The consciousness of the error in reasonable knowledge helped me to free myself from the temptation of idle ratiocination. the conviction that knowledge of truth can only be found by living led me to doubt the rightness of my life; but I was saved only by the fact that I was able to tear myself from my exclusiveness and to see the real life of the plain working people, and to understand that it alone is real life. I understood that if I wish to understand life and its meaning, I must not live the life of a parasite, but must live a real life, and – taking the meaning given to live by real humanity and merging myself in that life – verify it.

During that time this is what happened to me. During that whole year, when I was asking myself almost every moment whether I should not end matters with a noose or a bullet – all that time, together with the course of thought and observation about which I have spoken, my heart was oppressed with a painful feeling, which I can only describe as a search for God.

I say that that search for God was not reasoning, but a feeling, because that search proceeded not from the course of my thoughts – it was even directly contrary to them – but proceeded from the heart. It was a feeling of fear, orphanage, isolation in a strange land, and a hope of help from someone.

Though I was quite convinced of the impossibility of proving the existence of a Deity (Kant had shown, and I quite understood him, that it could not be proved), I yet sought for god, hoped that I should find Him, and from old habit addressed prayers to that which I sought but had not found. I went over in my mind the arguments of Kant and Schopenhauer showing the impossibility of proving the existence of a God, and I began to verify those arguments and to refute them. Cause, said I to myself, is not a category of thought such as are Time and Space. If I exist, there must be some cause for it, and a cause of causes. And that first cause of all is what men have called "God". And I paused on that thought, and tried with all my being to recognize the presence of that cause. And as soon as I acknowledged that there is a force in whose power I am, I at once felt that I could live. But I asked myself: What is that cause, that force? How am I to think of it? What are my relations to that which I call "God"? And only the familiar replies occurred to me: "He is the Creator and Preserver." This reply did not satisfy me, and I felt I was losing within me what I needed for my life. I became terrified and began to pray to Him whom I sought, that He should help me. But the more I prayed the more apparent it became to me that He did not hear me, and that there was no one to whom to address myself. And with despair in my heart that there is no God at all, I said: "Lord, have mercy, save me! Lord, teach me!" But no one had mercy on me, and I felt that my life was coming to a standstill.
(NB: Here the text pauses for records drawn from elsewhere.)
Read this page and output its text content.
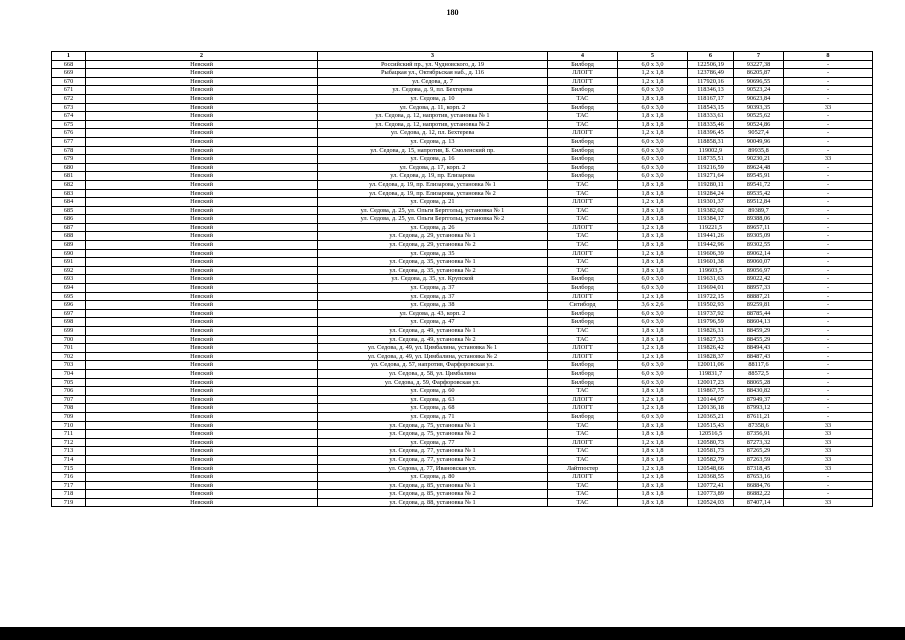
180
1	2	3	4	5	6	7	8
668	Невский	Российский пр., ул. Чудновского, д. 19	Билборд	6,0 х 3,0	122506,19	93227,38	-
669	Невский	Рыбацкая ул., Октябрьская наб., д. 116	ЛЛОГТ	1,2 х 1,8	123786,49	86205,87	-
670	Невский	ул. Седова, д. 7	ЛЛОГТ	1,2 х 1,8	117920,16	90696,55	-
671	Невский	ул. Седова, д. 9, пл. Бехтерева	Билборд	6,0 х 3,0	118346,13	90523,24	-
672	Невский	ул. Седова, д. 10	ТАС	1,8 х 1,8	118167,17	90623,84	-
673	Невский	ул. Седова, д. 11, корп. 2	Билборд	6,0 х 3,0	118543,15	90393,35	33
674	Невский	ул. Седова, д. 12, напротив, установка № 1	ТАС	1,8 х 1,8	118333,61	90525,62	-
675	Невский	ул. Седова, д. 12, напротив, установка № 2	ТАС	1,8 х 1,8	118335,46	90524,86	-
676	Невский	ул. Седова, д. 12, пл. Бехтерева	ЛЛОГТ	1,2 х 1,8	118396,45	90527,4	-
677	Невский	ул. Седова, д. 13	Билборд	6,0 х 3,0	118858,31	90049,96	-
678	Невский	ул. Седова, д. 15, напротив, Б. Смоленский пр.	Билборд	6,0 х 3,0	119002,9	89935,8	-
679	Невский	ул. Седова, д. 16	Билборд	6,0 х 3,0	118735,51	90230,21	33
680	Невский	ул. Седова, д. 17, корп. 2	Билборд	6,0 х 3,0	119216,59	89624,48	-
681	Невский	ул. Седова, д. 19, пр. Елизарова	Билборд	6,0 х 3,0	119271,64	89545,91	-
682	Невский	ул. Седова, д. 19, пр. Елизарова, установка № 1	ТАС	1,8 х 1,8	119280,11	89541,72	-
683	Невский	ул. Седова, д. 19, пр. Елизарова, установка № 2	ТАС	1,8 х 1,8	119284,24	89535,42	-
684	Невский	ул. Седова, д. 21	ЛЛОГТ	1,2 х 1,8	119301,37	89512,84	-
685	Невский	ул. Седова, д. 25, ул. Ольги Берггольц, установка № 1	ТАС	1,8 х 1,8	119382,02	89389,7	-
686	Невский	ул. Седова, д. 25, ул. Ольги Берггольц, установка № 2	ТАС	1,8 х 1,8	119384,17	89388,06	-
687	Невский	ул. Седова, д. 26	ЛЛОГТ	1,2 х 1,8	119221,5	89657,11	-
688	Невский	ул. Седова, д. 29, установка № 1	ТАС	1,8 х 1,8	119441,26	89305,09	-
689	Невский	ул. Седова, д. 29, установка № 2	ТАС	1,8 х 1,8	119442,96	89302,55	-
690	Невский	ул. Седова, д. 35	ЛЛОГТ	1,2 х 1,8	119606,39	89062,14	-
691	Невский	ул. Седова, д. 35, установка № 1	ТАС	1,8 х 1,8	119601,38	89060,07	-
692	Невский	ул. Седова, д. 35, установка № 2	ТАС	1,8 х 1,8	119603,5	89056,97	-
693	Невский	ул. Седова, д. 35, ул. Крупской	Билборд	6,0 х 3,0	119631,63	89022,42	-
694	Невский	ул. Седова, д. 37	Билборд	6,0 х 3,0	119694,01	88957,33	-
695	Невский	ул. Седова, д. 37	ЛЛОГТ	1,2 х 1,8	119722,15	88887,21	-
696	Невский	ул. Седова, д. 38	Ситиборд	3,6 х 2,6	119502,93	89259,81	-
697	Невский	ул. Седова, д. 43, корп. 2	Билборд	6,0 х 3,0	119737,92	88785,44	-
698	Невский	ул. Седова, д. 47	Билборд	6,0 х 3,0	119796,59	88604,13	-
699	Невский	ул. Седова, д. 49, установка № 1	ТАС	1,8 х 1,8	119826,31	88459,29	-
700	Невский	ул. Седова, д. 49, установка № 2	ТАС	1,8 х 1,8	119827,33	88455,29	-
701	Невский	ул. Седова, д. 49, ул. Цимбалина, установка № 1	ЛЛОГТ	1,2 х 1,8	119826,42	88494,43	-
702	Невский	ул. Седова, д. 49, ул. Цимбалина, установка № 2	ЛЛОГТ	1,2 х 1,8	119828,37	88487,43	-
703	Невский	ул. Седова, д. 57, напротив, Фарфоровская ул.	Билборд	6,0 х 3,0	120011,06	88117,6	-
704	Невский	ул. Седова, д. 58, ул. Цимбалина	Билборд	6,0 х 3,0	119831,7	88572,5	-
705	Невский	ул. Седова, д. 59, Фарфоровская ул.	Билборд	6,0 х 3,0	120017,23	88065,28	-
706	Невский	ул. Седова, д. 60	ТАС	1,8 х 1,8	119867,75	88430,82	-
707	Невский	ул. Седова, д. 63	ЛЛОГТ	1,2 х 1,8	120144,97	87949,37	-
708	Невский	ул. Седова, д. 68	ЛЛОГТ	1,2 х 1,8	120136,18	87993,12	-
709	Невский	ул. Седова, д. 71	Билборд	6,0 х 3,0	120365,21	87611,21	-
710	Невский	ул. Седова, д. 75, установка № 1	ТАС	1,8 х 1,8	120515,43	87358,6	33
711	Невский	ул. Седова, д. 75, установка № 2	ТАС	1,8 х 1,8	120516,5	87356,91	33
712	Невский	ул. Седова, д. 77	ЛЛОГТ	1,2 х 1,8	120580,73	87273,32	33
713	Невский	ул. Седова, д. 77, установка № 1	ТАС	1,8 х 1,8	120581,73	87265,29	33
714	Невский	ул. Седова, д. 77, установка № 2	ТАС	1,8 х 1,8	120582,79	87263,59	33
715	Невский	ул. Седова, д. 77, Ивановская ул.	Лайтпостер	1,2 х 1,8	120548,66	87318,45	33
716	Невский	ул. Седова, д. 80	ЛЛОГТ	1,2 х 1,8	120368,55	87653,16	-
717	Невский	ул. Седова, д. 85, установка № 1	ТАС	1,8 х 1,8	120772,41	86884,76	-
718	Невский	ул. Седова, д. 85, установка № 2	ТАС	1,8 х 1,8	120773,89	86882,22	-
719	Невский	ул. Седова, д. 88, установка № 1	ТАС	1,8 х 1,8	120524,03	87407,14	33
But again and again, from various sides, I returned to the same conclusion that I could not have come into the world without any cause or reason or meaning; I could not be such a fledgling fallen from its nest as I felt myself to be. Or, granting that I be such, lying on my back crying in the high grass, even then I cry because I know that a mother has borne me within her, has hatched me, warmed me, fed me, and loved me. Where is she – that mother? If I have been deserted, who has deserted me? I cannot hide from myself that someone bored me, loving me. Who was that someone? Again "God"? He knows and sees my searching, my despair, and my struggle."